Sunday, June 16, 2013

Where Are We On The Social Responsibility Meter?

Madame:

Our use of contractors has indeed gotten nearly entirely out of hand.  This privatization push has enriched those associated with the security complex, often at obscene and deficit punishment to the Treasury and our credit and standing. The Snowden case is only an example, and not (incredibly) a glaring one.

My Grump Meter has been nearly pinging the poles recently, so I thought I would insert some encouraging news from what many consider the “basket case” continent—Africa.  A new generation is trying to make some inroads, while not be overbound by history (a BIG task).  Twenty years ago, Rwanda looked absolutely hopeless, a tragic place of Balkan-like blood feuds among tribes and ethnic groups that reached the savagery of genocide.  While it still has its deep troubles, a new group of (largely Western educated) leaders is trying to forge a new way.  Similarly, Uganda, also a place of deep troubles and savage history, is trying to stay in step.  There has been much backlash against selfish corruption, poverty, and squalor, to be sure, but more importantly, there has been a quest to return to African principles  of community and responsibility to the larger society.  It may not be perfect by our haughty American standards, especially as it is in a transition period as a police state and would doubtlessly enrage our hyper-individualistic culture, but take a look.  From the article “The Cleanest Place in Africa,” by David Dagan, Foreign Policy, October 19, 2011 (full article here: http://www.foreignpolicy.com/articles/2011/10/19/rwanda_the_cleanest_place_in_africa):


“The centerpiece of the clean campaign is doubtless umuganda, a monthly day of
mandatory community service. The tasks are varied, but often involve litter removal and other beautification projects. Politicians are not exempt: Rwandan President Paul Kagame and his Ugandan counterpart, Yoweri Museveni, recently labored with residents of a Kigali neighborhood to prepare construction of a school building.  Rwandans must have their umuganda participation certified on a card by local officials (Professor’s Note: LOCAL officials, not centralized national ones).
Without that document, they can be denied services at government offices.
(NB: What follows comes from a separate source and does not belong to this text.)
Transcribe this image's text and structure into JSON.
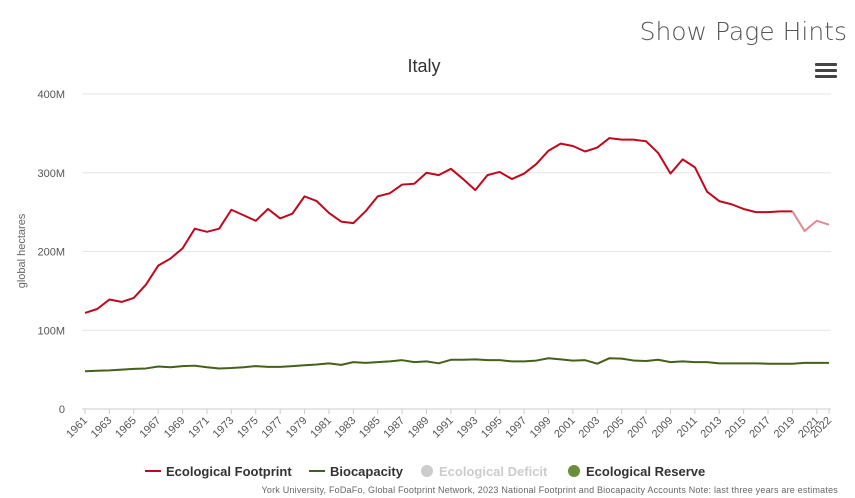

“Everybody in Kigali seems to be on a mission, whether it’s the workers carting goods about in wheelbarrows or the uniformed schoolchildren heading to and from classes. Begging is extremely rare, and there are few signs of homelessness. This absence of explicit human misery may be a function of Rwanda’s emphasis on social services. But not only.

“As (Kigali Mayor) Ndayisaba put it: ‘There are some who just are street people because they are irresponsible or because they are drug consumers. We take them; we bring them [into] re-education centers.’

“Kigali residents who are considered vagrants are subject to arrest and confinement in these centers. Residents are sent to the centers without trial; a spokesman for Ndayisaba said the decision to commit a detainee is made by a team of social workers as a last resort.

“The mayor himself was unapologetic about the policy, which he said applies to those considered irresponsible, but not to the sick.  ‘When you can’t take decisions for your  [own] good,’ he said, ‘we take it for you.’

We Americans often criticize those who see the world differently and conduct themselves differently in it.  While many here could rail against the measures taken in Rwanda about vagrants, etc., our policy of unbenign neglect isn’t working either.

Things to think about.  America’s rabid frothing about anything that remotely hints of social responsibility is holding us back from finding sensible mosaic policies of taking the best ideas from anywhere and giving them a try (even on a small scale) here.


And by the way, for those with short memories who want to criticize Rwanda severely, Taiwan and South Korea, among others, were once police states.  And while they had their problems, they didn’t have nearly completely nonsensical colonial arbitrary divisions on maps (and similar legacies).  And didn’t have ethnic divisions.  And weren’t recovering from genocide. 


Getting from A to Z rarely works.  One at a time, maybe!